Carolina Cotton Notes - NC State University Cotton Team

Planting Date and Yield

Keith L. Edmisten, Cotton Extension Specialist
Alexander Stewart, Graduate Research Associate
Mark Rinehardt, Graduate Research Associate
North Carolina State University
(CCN - 00 - 5a  May 2000)

 

All the wet weather has us way behind on cotton planting. The paragraph below is an excerpt from Cotton Information:

Planting date trials have been conducted in North Carolina for a number of years. The results indicate that optimum yields are harvested when cotton is planted before May 5. Yields decline approximately 12 pounds per day after May 5. Avoid planting after May 20 if possible. Cotton planted after May 20 yields substantially less, may require more insecticide applications, and is more difficult to prepare for harvest.

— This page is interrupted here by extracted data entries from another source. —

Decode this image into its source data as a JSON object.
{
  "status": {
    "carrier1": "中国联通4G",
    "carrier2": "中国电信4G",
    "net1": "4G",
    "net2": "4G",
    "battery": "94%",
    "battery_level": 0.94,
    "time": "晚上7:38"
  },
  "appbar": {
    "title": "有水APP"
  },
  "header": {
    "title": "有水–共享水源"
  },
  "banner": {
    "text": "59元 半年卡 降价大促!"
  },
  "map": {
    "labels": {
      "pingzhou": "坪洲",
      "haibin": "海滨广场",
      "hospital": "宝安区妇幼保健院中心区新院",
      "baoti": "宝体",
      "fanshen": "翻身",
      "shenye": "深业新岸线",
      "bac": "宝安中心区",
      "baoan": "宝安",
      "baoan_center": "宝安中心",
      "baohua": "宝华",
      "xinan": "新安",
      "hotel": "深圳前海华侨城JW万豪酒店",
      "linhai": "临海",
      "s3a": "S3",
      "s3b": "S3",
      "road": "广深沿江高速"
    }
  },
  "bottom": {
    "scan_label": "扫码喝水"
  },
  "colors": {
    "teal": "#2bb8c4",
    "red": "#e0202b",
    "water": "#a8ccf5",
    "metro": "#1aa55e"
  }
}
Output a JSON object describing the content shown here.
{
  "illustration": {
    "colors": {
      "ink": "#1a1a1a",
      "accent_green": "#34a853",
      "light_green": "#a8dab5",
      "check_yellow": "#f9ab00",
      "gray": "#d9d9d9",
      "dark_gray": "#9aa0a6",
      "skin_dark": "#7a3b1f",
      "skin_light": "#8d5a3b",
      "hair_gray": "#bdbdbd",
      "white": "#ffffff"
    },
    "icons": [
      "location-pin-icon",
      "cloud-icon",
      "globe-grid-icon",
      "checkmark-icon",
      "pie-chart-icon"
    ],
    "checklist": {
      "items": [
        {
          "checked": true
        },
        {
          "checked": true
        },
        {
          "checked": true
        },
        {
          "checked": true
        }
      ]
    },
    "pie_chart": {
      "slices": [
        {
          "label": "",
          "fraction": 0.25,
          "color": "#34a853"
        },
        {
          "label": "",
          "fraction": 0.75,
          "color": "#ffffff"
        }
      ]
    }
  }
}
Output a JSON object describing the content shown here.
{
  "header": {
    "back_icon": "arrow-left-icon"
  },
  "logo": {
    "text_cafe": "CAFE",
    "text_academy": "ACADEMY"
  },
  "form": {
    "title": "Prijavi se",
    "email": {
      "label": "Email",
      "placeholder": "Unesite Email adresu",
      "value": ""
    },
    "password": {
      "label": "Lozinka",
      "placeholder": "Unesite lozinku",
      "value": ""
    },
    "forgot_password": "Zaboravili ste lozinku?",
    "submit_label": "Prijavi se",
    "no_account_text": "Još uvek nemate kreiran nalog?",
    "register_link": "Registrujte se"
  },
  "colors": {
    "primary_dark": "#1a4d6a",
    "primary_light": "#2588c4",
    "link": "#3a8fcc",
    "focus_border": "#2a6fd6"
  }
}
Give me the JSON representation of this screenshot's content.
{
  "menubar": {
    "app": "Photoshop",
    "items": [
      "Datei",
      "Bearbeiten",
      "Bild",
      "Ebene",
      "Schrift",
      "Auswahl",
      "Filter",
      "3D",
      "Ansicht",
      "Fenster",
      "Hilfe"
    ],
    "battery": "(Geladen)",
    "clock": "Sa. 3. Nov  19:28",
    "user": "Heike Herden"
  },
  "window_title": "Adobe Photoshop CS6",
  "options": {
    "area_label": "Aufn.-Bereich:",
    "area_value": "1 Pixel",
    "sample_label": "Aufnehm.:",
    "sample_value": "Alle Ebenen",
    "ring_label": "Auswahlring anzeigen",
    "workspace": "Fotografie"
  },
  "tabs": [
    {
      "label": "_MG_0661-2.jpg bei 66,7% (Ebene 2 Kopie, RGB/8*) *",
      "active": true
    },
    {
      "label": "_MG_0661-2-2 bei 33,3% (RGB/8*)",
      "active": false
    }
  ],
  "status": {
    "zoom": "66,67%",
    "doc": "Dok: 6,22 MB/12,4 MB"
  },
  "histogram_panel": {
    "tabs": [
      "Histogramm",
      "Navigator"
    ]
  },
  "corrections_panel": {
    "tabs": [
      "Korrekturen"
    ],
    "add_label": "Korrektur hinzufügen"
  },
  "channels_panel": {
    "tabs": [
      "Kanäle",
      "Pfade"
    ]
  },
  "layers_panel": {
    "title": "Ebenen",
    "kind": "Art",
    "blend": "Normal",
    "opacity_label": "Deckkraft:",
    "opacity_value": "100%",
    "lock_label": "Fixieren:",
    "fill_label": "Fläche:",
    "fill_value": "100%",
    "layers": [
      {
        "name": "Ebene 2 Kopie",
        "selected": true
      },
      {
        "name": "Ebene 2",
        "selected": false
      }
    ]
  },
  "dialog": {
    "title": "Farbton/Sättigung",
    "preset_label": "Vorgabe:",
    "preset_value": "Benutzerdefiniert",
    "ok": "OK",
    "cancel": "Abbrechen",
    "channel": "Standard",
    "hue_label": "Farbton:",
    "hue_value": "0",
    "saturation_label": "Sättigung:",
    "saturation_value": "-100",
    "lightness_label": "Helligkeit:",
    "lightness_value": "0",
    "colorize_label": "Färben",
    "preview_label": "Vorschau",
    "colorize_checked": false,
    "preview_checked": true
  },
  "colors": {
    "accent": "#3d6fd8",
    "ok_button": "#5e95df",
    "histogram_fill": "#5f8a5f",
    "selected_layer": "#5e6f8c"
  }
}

This is a simplified explanation for a more complex relationship. For simplicity the relationship described above is based on a linear fit of planting date data collected over several years. Figure 1 shows what really happens in most years. There usually is very little decline in yields with planting date until a certain point where you get a sudden drop off in yields beyond that point. Where that drop off occurs depends on where you are in the State and most importantly what type of fall we have. The red line in figure one illustrates that point. The yellow lines shows what happens when you take the data and force a linear regression of the data. In this case yields decline by 10 pounds of lint per day of delay, similar to the statement in the paragraph above. If you look at the red line forced to fit through the actual data you see that from May 13 through June 17 yields declined only about a ½ a pound per day, but declined by about 64 pounds of lint from June 17 to June 25.

Figure 1

Figure 1. The influence of planting date on lint yields per acre in Rocky Mount in 1998.

This response is typical of what happens in most years although the rapid drop off that normally occurs usually happens earlier. We had a great fall in 1998 that delayed the drop off and the drop off could happen in late may or early June depending on fall weather. For example in one year yields may decline dramatically after May 20 and in another year after June 10. In most years there is no large decline in yields until sometime in late May or early June.

Figure 2 shows how planting date influenced yield in the hurricane plagued year of 1999. Here the response is more linear. Yields declined by 11 pounds per day based on the linear regression; however, notice there was a plateau from late May to early June.

Figure 2

Figure 2. The influence of planting date on lint yields per acre in Rocky Mount in 1999.